Le fait de s’engager auprès de jeunes enfants demande à un adulte un travail exigeant sur soi-même et le rôle qu’il joue. Pour les adultes, il s’agit d’accepter qu’ils exercent de fait une domination sans chercher à soumettre l’enfant :

« L’autorité est la capacité du plus fort à se priver de la possession ou de la force pour permettre d’augmenter les possibilités, le potentiel de celui qui semble le plus faible. » (Marcelli, 2009, p. 177.)
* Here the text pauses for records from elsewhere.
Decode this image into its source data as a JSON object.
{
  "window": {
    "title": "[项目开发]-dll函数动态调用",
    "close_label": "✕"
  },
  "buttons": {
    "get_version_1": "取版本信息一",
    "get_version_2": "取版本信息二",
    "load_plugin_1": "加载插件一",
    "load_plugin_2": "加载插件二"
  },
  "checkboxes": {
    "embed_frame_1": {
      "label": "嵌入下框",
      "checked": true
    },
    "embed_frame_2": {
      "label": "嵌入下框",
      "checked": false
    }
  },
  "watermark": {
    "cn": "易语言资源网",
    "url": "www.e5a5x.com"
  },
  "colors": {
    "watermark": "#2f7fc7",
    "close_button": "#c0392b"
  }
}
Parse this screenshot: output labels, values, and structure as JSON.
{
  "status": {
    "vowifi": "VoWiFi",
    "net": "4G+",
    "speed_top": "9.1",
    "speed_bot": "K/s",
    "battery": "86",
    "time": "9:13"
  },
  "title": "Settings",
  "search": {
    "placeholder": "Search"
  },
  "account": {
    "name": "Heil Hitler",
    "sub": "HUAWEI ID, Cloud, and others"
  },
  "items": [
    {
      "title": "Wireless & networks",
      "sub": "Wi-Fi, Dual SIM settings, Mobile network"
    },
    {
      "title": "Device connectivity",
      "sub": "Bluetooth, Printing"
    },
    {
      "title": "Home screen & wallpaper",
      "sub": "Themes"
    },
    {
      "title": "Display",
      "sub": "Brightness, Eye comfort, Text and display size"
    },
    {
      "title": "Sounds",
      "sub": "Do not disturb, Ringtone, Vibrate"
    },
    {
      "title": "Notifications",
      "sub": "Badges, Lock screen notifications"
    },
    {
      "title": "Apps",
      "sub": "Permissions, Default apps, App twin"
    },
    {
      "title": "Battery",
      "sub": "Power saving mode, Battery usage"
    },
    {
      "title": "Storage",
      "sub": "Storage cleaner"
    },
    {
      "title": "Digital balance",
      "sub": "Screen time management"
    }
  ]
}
Il y a un équilibre à trouver qui n’est ni la domination de l’adulte qui impose ses règles à l’enfant, ni un retrait où l’adulte évite d’intervenir pour ne pas entraver le développement « naturel » de l’enfant. Il s’agit d’instaurer des règles, de poser un cadre, et de laisser le temps et l’espace à l’enfant pour « s’engager ou non dans cette conduite d’obéissance : il peut obéir ou refuser d’obéir » (Marcelli, 2009, p. 262).

L’autorité éducative demande une rencontre et des interactions, complexes. L’enfant est acteur dans cette rencontre, et les adultes ont leur rôle à jouer. Pour que l’adulte puisse poser un cadre, son autorité doit nécessairement être reconnue par l’enfant. L’autorité et sa reconnaissance se construisent ensemble, dans l’interaction entre enfants et adultes. Ceci exige un engagement. Exercer une autorité consiste à rencontrer un enfant, au-delà des liens asymétriques.

Bibliographie

Golse, B. (2009). « Avoir peur de nos propres enfants ; L’enfance entre idéalisation et diabolisation. » Peur de nos enfants ? Dialogue ; Recherches cliniques et sociologiques sur le couple et la famille. No. 184, pp. 7-25.

Marcelli, D. (2009). Il est permis d’obéir ; L’obéissance n’est pas soumission. Paris Ed. Albin Michel.

Rousseau, J.-J. (1762). Emile ou de l’éducation. Paris. Ed. Flammarion.

Soëtard, M. (2001). Qu’est-ce que la pédagogie? Le pédagogue au risque de la philosophie. Issy-les-Moulineaux, ESF éditeurs.